L’origine de la légende

Les références les plus anciennes au Temple de Salomon, qui apparaissent dans les documents maçonniques, sont celles mentionnées dans le manuscrit de Cooke, daté de 1410. Cette vieille charge , bien que datée du début du XVe siècle, est une compilation de traditions orales plus anciennes, cultivées par les Francs-maçons anglais, ce qui laisse penser que la tradition d’utiliser la construction du temple hébreu comme allégorie initiatique était beaucoup plus ancienne. Selon Lionel Vibert, cette tradition proviendrait de la constitution que le roi saxon Athelstan, au Xe siècle, accorda aux francs-maçons d’Angleterre.

Ce document ancien dit que l’art de la franc-maçonnerie a été appris par les Israélites lorsqu’ils habitaient l’Égypte. Plus tard, lorsqu’ils s’installèrent en Palestine, il se développa d’une manière particulière, se transformant en un art initiatique, mais plus conforme à la croyance israélite, qui ne permettait que le culte d’une seule divinité. Au fil du temps, elle s’est adaptée à la mystique de la religion d’Israël et l’architecture de ce peuple a acquis sa propre conformation, qui mêlait les influences égyptiennes, dans le caractère de grandeur et de somptuosité et incorporait les traits de simplicité de l’architecture phénicienne, qui excellait davantage dans le utilité que pour la beauté et la pompe. Ces caractéristiques peuvent encore être observées aujourd’hui dans les ruines de Meggido et de Jéricho, fouillées par les archéologues, qui montrent à quoi ressemblait l’architecture à l’époque de Salomon.

Selon cette ancienne accusation , c’est le roi David qui a commencé la construction du temple de Jérusalem et non Salomon. Cela aurait continué le travail et l’aurait terminé. Ce document dit également qu’Hiram, le maître architecte de cet ouvrage, était le père d’Hiram, le roi de Tyr. Cette information provient probablement du texte trouvé dans Paralipómenos, 2;13 où il est rapporté que le roi Hiram de Tyr envoya Salomon

« Un homme sage et intelligent, qui est Hiram mon père, fils d’une femme des filles de Dan, dont le père était Tyrien, et qui sait travailler l’or et l’argent, l’airain et le fer, et aussi la pourpre. et en jacinthe, et en fin lin et en fin lin et écarlate, et qui sait tailler toutes sortes de sculptures (…),

puisque la chronique originale sur la construction du temple à Jérusalem, en se référant à Hiram, dit seulement qu’il était

« fils d’une femme veuve de Nephtali, dont le père était de Tyr, qui travaillait l’airain et était plein de sagesse et d’intelligence pour faire toutes sortes d’ouvrages en bronze . »

Rois 7:14).

Alex Horne observe que la coutume d’identifier les origines de la franc-maçonnerie avec les chantiers de construction du Temple de Salomon n’était pas exclusive aux Anglais. Les corporations de tailleurs de pierre françaises et allemandes ont également largement utilisé cette tradition. Anderson va cependant plus loin, puisqu’il situe la naissance de la franc-maçonnerie dans le paradis terrestre lui-même, sous la forme des instructions qu’Adam donne à son fils Set. Et Set aurait construit une ville qu’il consacrera au Seigneur et qui. c’est pourquoi ce fils d’Adam aurait été le premier franc-maçon.

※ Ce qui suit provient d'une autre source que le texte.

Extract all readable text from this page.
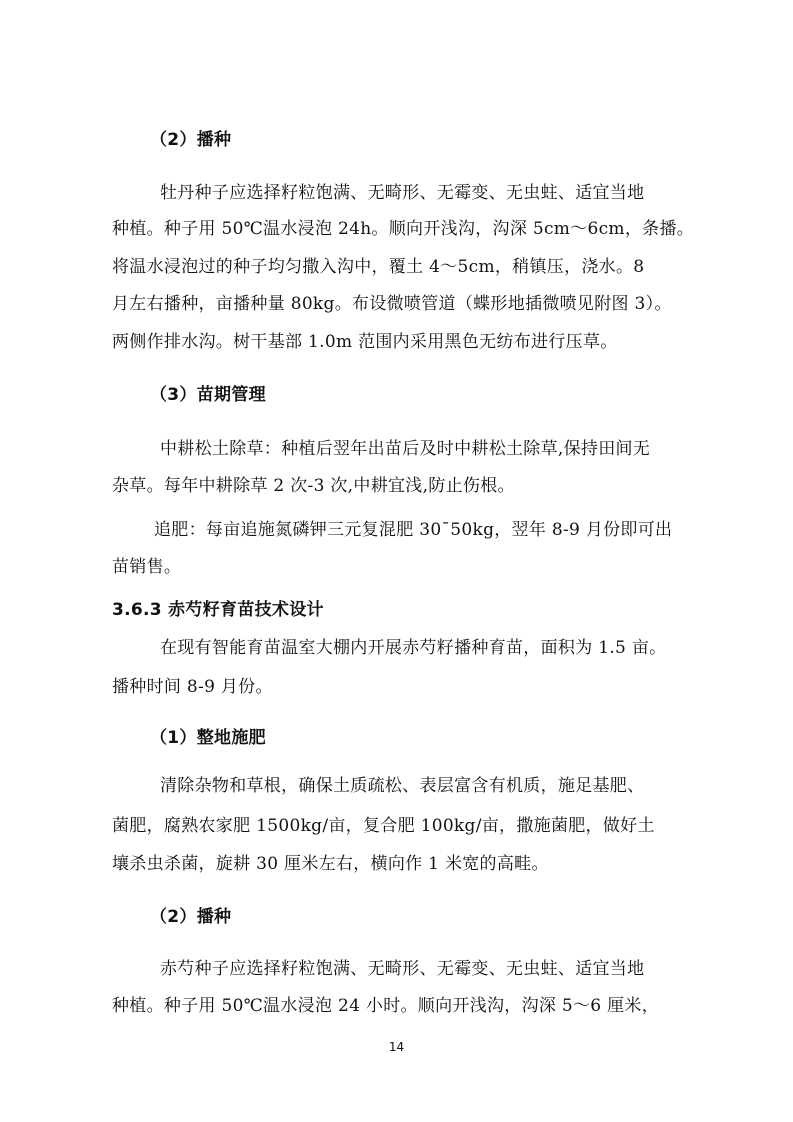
（2）播种
牡丹种子应选择籽粒饱满、无畸形、无霉变、无虫蛀、适宜当地
种植。种子用 50℃温水浸泡 24h。顺向开浅沟，沟深 5cm～6cm，条播。
将温水浸泡过的种子均匀撒入沟中，覆土 4～5cm，稍镇压，浇水。8
月左右播种，亩播种量 80kg。布设微喷管道（蝶形地插微喷见附图 3）。
两侧作排水沟。树干基部 1.0m 范围内采用黑色无纺布进行压草。
（3）苗期管理
中耕松土除草：种植后翌年出苗后及时中耕松土除草,保持田间无
杂草。每年中耕除草 2 次-3 次,中耕宜浅,防止伤根。
追肥：每亩追施氮磷钾三元复混肥 30¯50kg，翌年 8-9 月份即可出
苗销售。
3.6.3 赤芍籽育苗技术设计
在现有智能育苗温室大棚内开展赤芍籽播种育苗，面积为 1.5 亩。
播种时间 8-9 月份。
（1）整地施肥
清除杂物和草根，确保土质疏松、表层富含有机质，施足基肥、
菌肥，腐熟农家肥 1500kg/亩，复合肥 100kg/亩，撒施菌肥，做好土
壤杀虫杀菌，旋耕 30 厘米左右，横向作 1 米宽的高畦。
（2）播种
赤芍种子应选择籽粒饱满、无畸形、无霉变、无虫蛀、适宜当地
种植。种子用 50℃温水浸泡 24 小时。顺向开浅沟，沟深 5～6 厘米，
14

De toute évidence, les informations fournies par le Dr Anderson, ainsi que celles contenues dans le manuscrit de Cooke, n’ont pas été inspirées par des textes bibliques et ne trouvent aucune confirmation dans les documents historiques, étant plus le produit de l’imagination de leurs auteurs que de n’importe quel ancien. la tradition connue fait référence à cette possibilité. Même dans les œuvres de Flavius ​​​​Josèphe, nous ne trouvons aucune allusion au fait que c’est le roi David et non Salomon qui a inauguré les traditions maçonniques, ou que celles-ci ont été initiées par les descendants directs du premier homme, Adam. Il est possible que cette erreur provienne du fait que la Bible attribue à David l’intention de construire un temple pour Jéhovah, bien qu’il ne l’ait jamais réalisé. Apparemment, les francs-maçons opérationnels ne se souciaient pas beaucoup de l’exactitude historique, car la primauté de David sur les travaux de construction du temple apparaît également dans d’autres anciennes règles , ce qui nous porte à croire qu’ils considéraient cette information comme véridique.

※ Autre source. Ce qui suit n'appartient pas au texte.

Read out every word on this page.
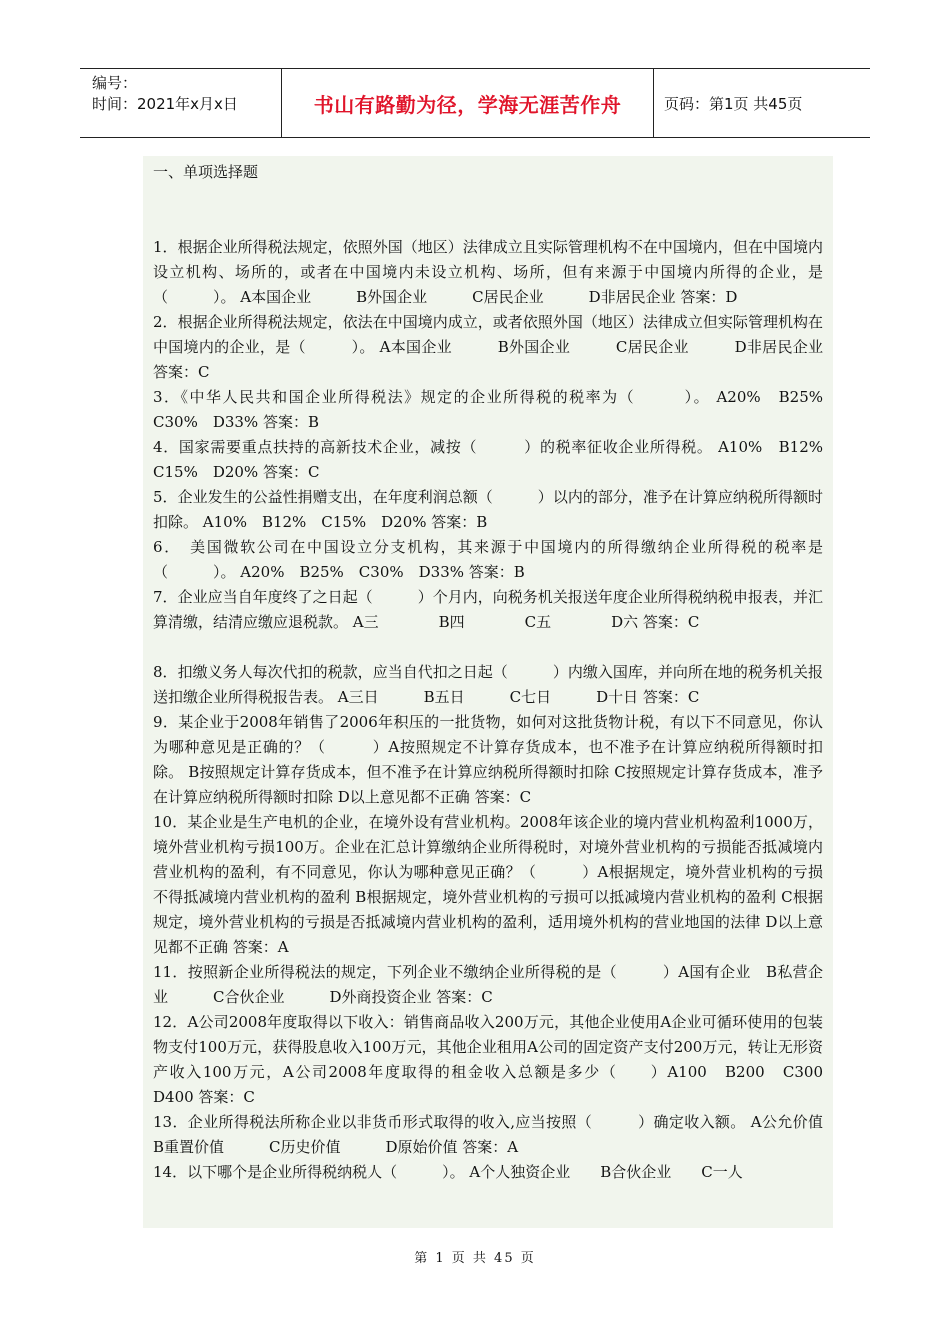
编号：
时间：2021年x月x日	书山有路勤为径，学海无涯苦作舟	页码：第1页 共45页

一、单项选择题

1．根据企业所得税法规定，依照外国（地区）法律成立且实际管理机构不在中国境内，但在中国境内设立机构、场所的，或者在中国境内未设立机构、场所，但有来源于中国境内所得的企业，是（　　　）。 A本国企业　　　B外国企业　　　C居民企业　　　D非居民企业 答案：D

2．根据企业所得税法规定，依法在中国境内成立，或者依照外国（地区）法律成立但实际管理机构在中国境内的企业，是（　　　）。 A本国企业　　　B外国企业　　　C居民企业　　　D非居民企业 答案：C

3．《中华人民共和国企业所得税法》规定的企业所得税的税率为（　　　）。 A20%　B25%　C30%　D33% 答案：B

4．国家需要重点扶持的高新技术企业，减按（　　　）的税率征收企业所得税。 A10%　B12%　C15%　D20% 答案：C

5．企业发生的公益性捐赠支出，在年度利润总额（　　　）以内的部分，准予在计算应纳税所得额时扣除。 A10%　B12%　C15%　D20% 答案：B

6．　美国微软公司在中国设立分支机构，其来源于中国境内的所得缴纳企业所得税的税率是（　　　）。 A20%　B25%　C30%　D33% 答案：B

7．企业应当自年度终了之日起（　　　）个月内，向税务机关报送年度企业所得税纳税申报表，并汇算清缴，结清应缴应退税款。 A三　　　　B四　　　　C五　　　　D六 答案：C

8．扣缴义务人每次代扣的税款，应当自代扣之日起（　　　）内缴入国库，并向所在地的税务机关报送扣缴企业所得税报告表。 A三日　　　B五日　　　C七日　　　D十日 答案：C

9．某企业于2008年销售了2006年积压的一批货物，如何对这批货物计税，有以下不同意见，你认为哪种意见是正确的？（　　　）A按照规定不计算存货成本，也不准予在计算应纳税所得额时扣除。 B按照规定计算存货成本，但不准予在计算应纳税所得额时扣除 C按照规定计算存货成本，准予在计算应纳税所得额时扣除 D以上意见都不正确 答案：C

10．某企业是生产电机的企业，在境外设有营业机构。2008年该企业的境内营业机构盈利1000万，境外营业机构亏损100万。企业在汇总计算缴纳企业所得税时，对境外营业机构的亏损能否抵减境内营业机构的盈利，有不同意见，你认为哪种意见正确？（　　　）A根据规定，境外营业机构的亏损不得抵减境内营业机构的盈利 B根据规定，境外营业机构的亏损可以抵减境内营业机构的盈利 C根据规定，境外营业机构的亏损是否抵减境内营业机构的盈利，适用境外机构的营业地国的法律 D以上意见都不正确 答案：A

11．按照新企业所得税法的规定，下列企业不缴纳企业所得税的是（　　　）A国有企业　B私营企业　　　C合伙企业　　　D外商投资企业 答案：C

12．A公司2008年度取得以下收入：销售商品收入200万元，其他企业使用A企业可循环使用的包装物支付100万元，获得股息收入100万元，其他企业租用A公司的固定资产支付200万元，转让无形资产收入100万元，A公司2008年度取得的租金收入总额是多少（　　）A100　B200　C300　D400 答案：C

13．企业所得税法所称企业以非货币形式取得的收入,应当按照（　　　）确定收入额。 A公允价值　　　B重置价值　　　C历史价值　　　D原始价值 答案：A

14．以下哪个是企业所得税纳税人（　　　）。 A个人独资企业　　B合伙企业　　C一人

第 1 页 共 45 页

Cependant, toutes les traditions maçonniques faisant référence au Temple de Salomon comme principal symbole de l’art royal étaient déjà incluses dans les Anciennes Charges . Pour la plupart, ces manuscrits anciens cherchent à justifier l’origine salomonienne de l’ Art Royal . Face à cette véritable paranoïa des francs-maçons, ces documents doivent être lus avec prudence, car, en plus de nombreuses informations confirmées par les chroniques bibliques et d’autres documents anciens, ils véhiculent également de nombreuses informations contradictoires et, dans la plupart des cas, fantaisistes et difficile à prouver. Certains d’entre eux, comme le Manuscrit n° 3 de Dunfries, datant d’environ 1650, disent que le Temple de Salomon a été construit sur la base des instructions que Dieu avait données à Moïse pour la construction du Tabernacle. C’est une possibilité à considérer, car le Tabernacle était une tente construite selon les spécifications d’un temple, qui a été érigée par les Israélites dans le désert pour servir de sanctuaire pour le culte de Jéhovah. Dans cette tente, qui était un temple mobile, il était possible de voir toutes les spécifications géographiques, géométriques et rituelles qui seront ensuite utilisées dans la construction du Temple de Jérusalem.

Le manuscrit Dunfries nº 4 donne même l’emplacement exact de la construction, qui serait le rocher du Dôme, sur le mont Moriá, où se trouve aujourd’hui la mosquée d’Omar (celle au dôme d’or), qui, en général, n’a pas été connue. été contestée par les historiens. D’autres manuscrits, comme celui d’York, citent Nenrod, le mythique roi de Babylone, qui aurait construit la tour de Babel, comme étant le père de la franc-maçonnerie, étant en fait le premier à construire une grande ville et un formidable travail d’architecture faisant appel aux « sciences sacrées ». Cette œuvre serait la Tour de Babel susmentionnée.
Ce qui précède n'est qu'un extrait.